THE ADMINISTRATION'S drive to restrain the budget will mean, among other things, slightly higher food prices next year. Ideologically, the budget cuts are an attempt to return to individuals the things that people do best individually. But farm and food policy provides another warning that in practice it isn't always quite that clear and simple.
Secretary of Agriculture John Block announced a few days ago that he intends to tell wheat farmers not to plant 15 percent of their acreage in the coming season. That's the standard mechanism for holding down wheat production. Holding down production next year might seem to you--if you didn't know anything about farm prices--a very odd thing to do. After all, the Soviets have apparently had another poor harvest that will force them once again to buy abroad on a very big scale.

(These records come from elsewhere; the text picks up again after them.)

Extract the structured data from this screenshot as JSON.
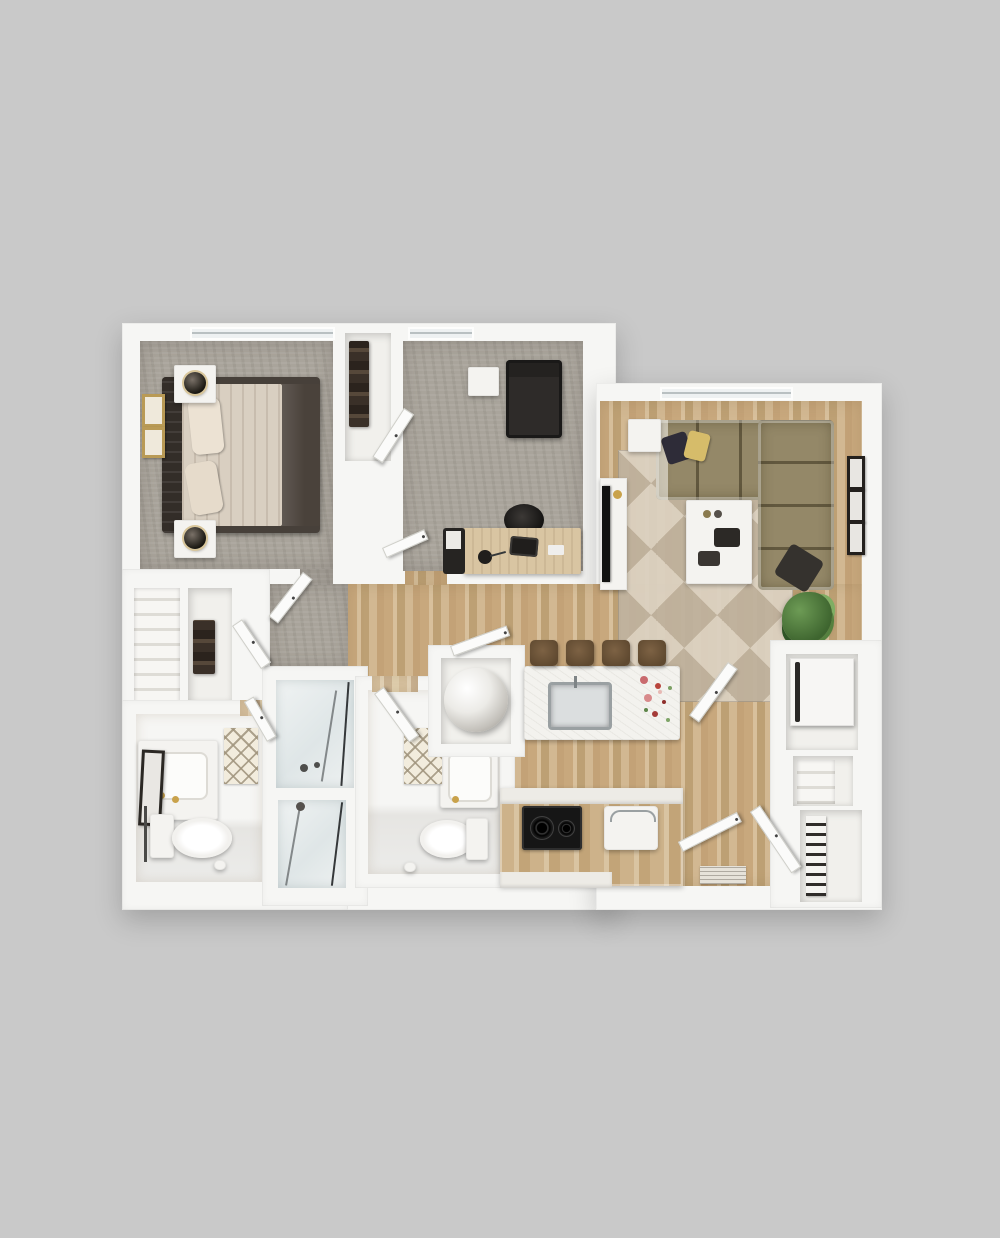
{
  "scene": {
    "kind": "3d-floor-plan-top-down-render",
    "background": "#c9c9c9",
    "no_visible_text": true
  },
  "palette": {
    "bg": "#c9c9c9",
    "wall": "#f6f6f4",
    "carpet": "#a9a49b",
    "wood_a": "#c8a87d",
    "wood_b": "#d8c09c",
    "woodlight_a": "#d6c09e",
    "woodlight_b": "#e4d4b8",
    "sofa": "#948868",
    "rug_a": "#dcd2c2",
    "rug_b": "#bfb29e",
    "dark": "#201e1c",
    "white_obj": "#f4f3f0",
    "stool": "#5f4930",
    "green_a": "#3e652f",
    "green_b": "#6d9b55"
  },
  "rooms": [
    {
      "id": "bedroom",
      "floor": "carpet",
      "furniture": [
        "bed",
        "headboard",
        "pillows",
        "nightstand-with-lamp-top",
        "nightstand-with-lamp-bottom",
        "wall-art-frames",
        "window",
        "reach-in-closet",
        "linen-closet",
        "walk-in-closet"
      ]
    },
    {
      "id": "office-den",
      "floor": "carpet",
      "furniture": [
        "lounge-chair",
        "side-table",
        "desk",
        "office-chair",
        "laptop",
        "desk-lamp",
        "file-cabinet",
        "window",
        "wardrobe-closet"
      ]
    },
    {
      "id": "living-room",
      "floor": "wood",
      "furniture": [
        "sectional-sofa",
        "throw-pillows",
        "coffee-table",
        "end-table",
        "tv-console",
        "tv",
        "area-rug",
        "potted-plant",
        "wall-art-frames",
        "window"
      ]
    },
    {
      "id": "kitchen",
      "floor": "wood",
      "furniture": [
        "island",
        "island-sink",
        "flower-bouquet",
        "bar-stools-x4",
        "cooktop",
        "base-cabinets",
        "countertop-appliance"
      ]
    },
    {
      "id": "hallway-entry",
      "floor": "wood",
      "furniture": [
        "doormat",
        "entry-doors"
      ]
    },
    {
      "id": "bathroom-1",
      "floor": "wood-light",
      "furniture": [
        "vanity-sink",
        "mirror",
        "toilet",
        "bath-mat",
        "towel-bar",
        "toilet-paper"
      ]
    },
    {
      "id": "bathroom-2",
      "floor": "wood-light",
      "furniture": [
        "vanity-sink",
        "toilet",
        "bath-mat",
        "toilet-paper"
      ]
    },
    {
      "id": "shower-rooms",
      "floor": "glass",
      "furniture": [
        "glass-shower-upper",
        "glass-shower-lower",
        "shower-fixtures"
      ]
    },
    {
      "id": "utility-closet",
      "floor": "white",
      "furniture": [
        "water-heater"
      ]
    },
    {
      "id": "storage-closets-right",
      "floor": "white",
      "furniture": [
        "washer-dryer",
        "shelf-unit",
        "towel-shelves",
        "closet-doors"
      ]
    }
  ]
}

The Indian monsoon was abnormally short, damaging the crops and probably requiring India to import grain again. Altogether, it looks like a big year ahead for American grain exports.
But American wheat farmers are now bringing in a huge crop--a record by a substantial margin. The Agriculture Department fears that if this enormous harvest is followed by another large one next year, the price of wheat will fall heavily. And the Office of Management and Budget knows that if it falls below a certain level, called the target price, the government has to make income-support payments to farmers. In deference to its spending limits the OMB wishes to avoid making such payments, and that is why Mr. Block is--in the face of strong worldwide export demand--holding down the amount of land to be planted in wheat.

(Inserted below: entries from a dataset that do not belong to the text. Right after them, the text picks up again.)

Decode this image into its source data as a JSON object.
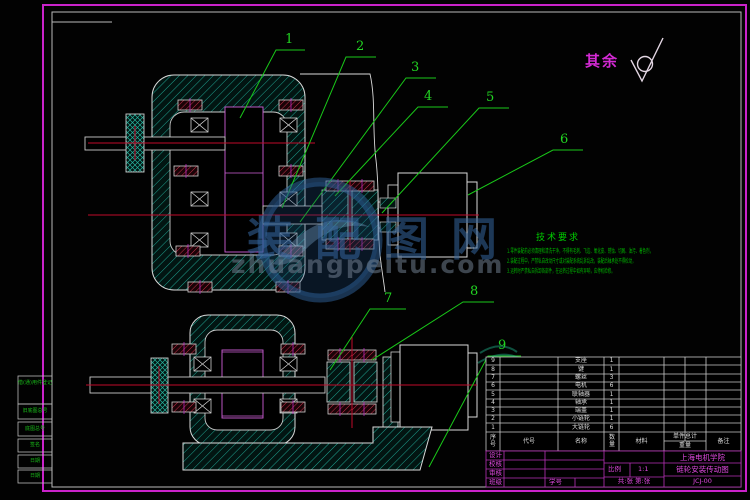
{
  "sheet": {
    "surface_note": "其余",
    "left_tabs": [
      "借(通)用件登记",
      "旧底图总号",
      "底图总号",
      "签名",
      "日期",
      "日期"
    ],
    "colors": {
      "frame_magenta": "#d42ad4",
      "line_white": "#d9d9d9",
      "hatch_teal": "#1fa391",
      "centerline_red": "#c00a2a",
      "annotation_green": "#1ecb1e"
    }
  },
  "watermark": {
    "logo": "circle-swoosh-logo",
    "cn_text": "装配图网",
    "url_text": "zhuangpeitu.com"
  },
  "balloons": [
    "1",
    "2",
    "3",
    "4",
    "5",
    "6",
    "7",
    "8",
    "9"
  ],
  "tech": {
    "title": "技术要求",
    "lines": [
      "1.零件装配前必须清理和清洗干净，不得有毛刺、飞边、氧化皮、锈蚀、切屑、油污、着色剂，",
      "2.装配过程中，严禁私自改动尺寸或对装配系统乱拆乱改，装配后轴承处不得松动，",
      "3.运转时严禁私自拆卸各部件，在运转过程中如有异响，应停机检修。"
    ]
  },
  "bom": {
    "headers": {
      "seq": "序号",
      "code": "代号",
      "name": "名称",
      "qty": "数量",
      "material": "材料",
      "weight_top": "单件总计",
      "weight_bottom": "重量",
      "note": "备注"
    },
    "rows": [
      {
        "seq": "9",
        "name": "支座",
        "qty": "1"
      },
      {
        "seq": "8",
        "name": "键",
        "qty": "1"
      },
      {
        "seq": "7",
        "name": "螺丝",
        "qty": "3"
      },
      {
        "seq": "6",
        "name": "电机",
        "qty": "6"
      },
      {
        "seq": "5",
        "name": "联轴器",
        "qty": "1"
      },
      {
        "seq": "4",
        "name": "轴承",
        "qty": "1"
      },
      {
        "seq": "3",
        "name": "端盖",
        "qty": "1"
      },
      {
        "seq": "2",
        "name": "小链轮",
        "qty": "1"
      },
      {
        "seq": "1",
        "name": "大链轮",
        "qty": "6"
      }
    ]
  },
  "titleblock": {
    "design_label": "设计",
    "check_label": "校核",
    "audit_label": "审核",
    "class_label": "班级",
    "student_label": "学号",
    "scale_label": "比例",
    "scale_value": "1:1",
    "sheet_note": "共:张  第:张",
    "school": "上海电机学院",
    "drawing_title": "链轮安装传动图",
    "drawing_no": "JCJ-00"
  }
}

It has little to do with individualism and less to do with free markets. Mr. Block had to choose between government intervention that would raise costs to consumers and government intervention that would raise costs to the government.

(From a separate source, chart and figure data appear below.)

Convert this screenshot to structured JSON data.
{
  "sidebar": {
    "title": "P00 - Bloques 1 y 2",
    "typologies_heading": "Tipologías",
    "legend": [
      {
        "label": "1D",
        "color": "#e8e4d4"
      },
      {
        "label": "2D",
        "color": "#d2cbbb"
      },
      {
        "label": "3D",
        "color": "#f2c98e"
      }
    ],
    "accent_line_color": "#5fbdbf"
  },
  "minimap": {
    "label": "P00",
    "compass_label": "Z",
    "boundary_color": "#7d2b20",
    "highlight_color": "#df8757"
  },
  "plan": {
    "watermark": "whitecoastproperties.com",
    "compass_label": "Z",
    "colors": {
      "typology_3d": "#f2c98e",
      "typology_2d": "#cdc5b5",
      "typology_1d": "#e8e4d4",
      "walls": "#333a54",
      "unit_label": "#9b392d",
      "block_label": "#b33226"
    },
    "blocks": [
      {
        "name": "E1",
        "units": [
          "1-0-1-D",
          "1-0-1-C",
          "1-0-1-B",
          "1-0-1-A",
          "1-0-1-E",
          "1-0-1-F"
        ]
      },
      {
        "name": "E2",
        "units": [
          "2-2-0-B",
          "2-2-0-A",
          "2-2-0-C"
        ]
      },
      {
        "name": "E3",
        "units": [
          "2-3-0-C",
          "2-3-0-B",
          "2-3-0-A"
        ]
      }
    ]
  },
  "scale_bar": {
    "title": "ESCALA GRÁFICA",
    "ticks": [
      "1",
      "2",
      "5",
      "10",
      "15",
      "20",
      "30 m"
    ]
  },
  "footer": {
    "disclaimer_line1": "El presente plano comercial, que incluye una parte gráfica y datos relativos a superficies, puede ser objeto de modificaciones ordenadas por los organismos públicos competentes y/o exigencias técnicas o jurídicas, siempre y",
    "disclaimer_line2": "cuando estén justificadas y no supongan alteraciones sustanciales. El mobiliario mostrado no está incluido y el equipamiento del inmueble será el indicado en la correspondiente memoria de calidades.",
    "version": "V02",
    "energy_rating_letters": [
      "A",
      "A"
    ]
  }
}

In either case, the government would have acted to protect farmers' incomes. But Mr. Block's decision will mean prices a little higher at the grocery store a year or two from now than they otherwise might have been. It will mean federal spending a little lower than it would have been. And it will mean less wheat than the farmers could have produced. If he had decided the other way, it would have resulted in higher taxes, lower food prices, and a larger stock of grain reserves as a buffer against bad harvests here and abroad in the years ahead. Cutting the budget does not always save money for the American public--or result in more bread for the world.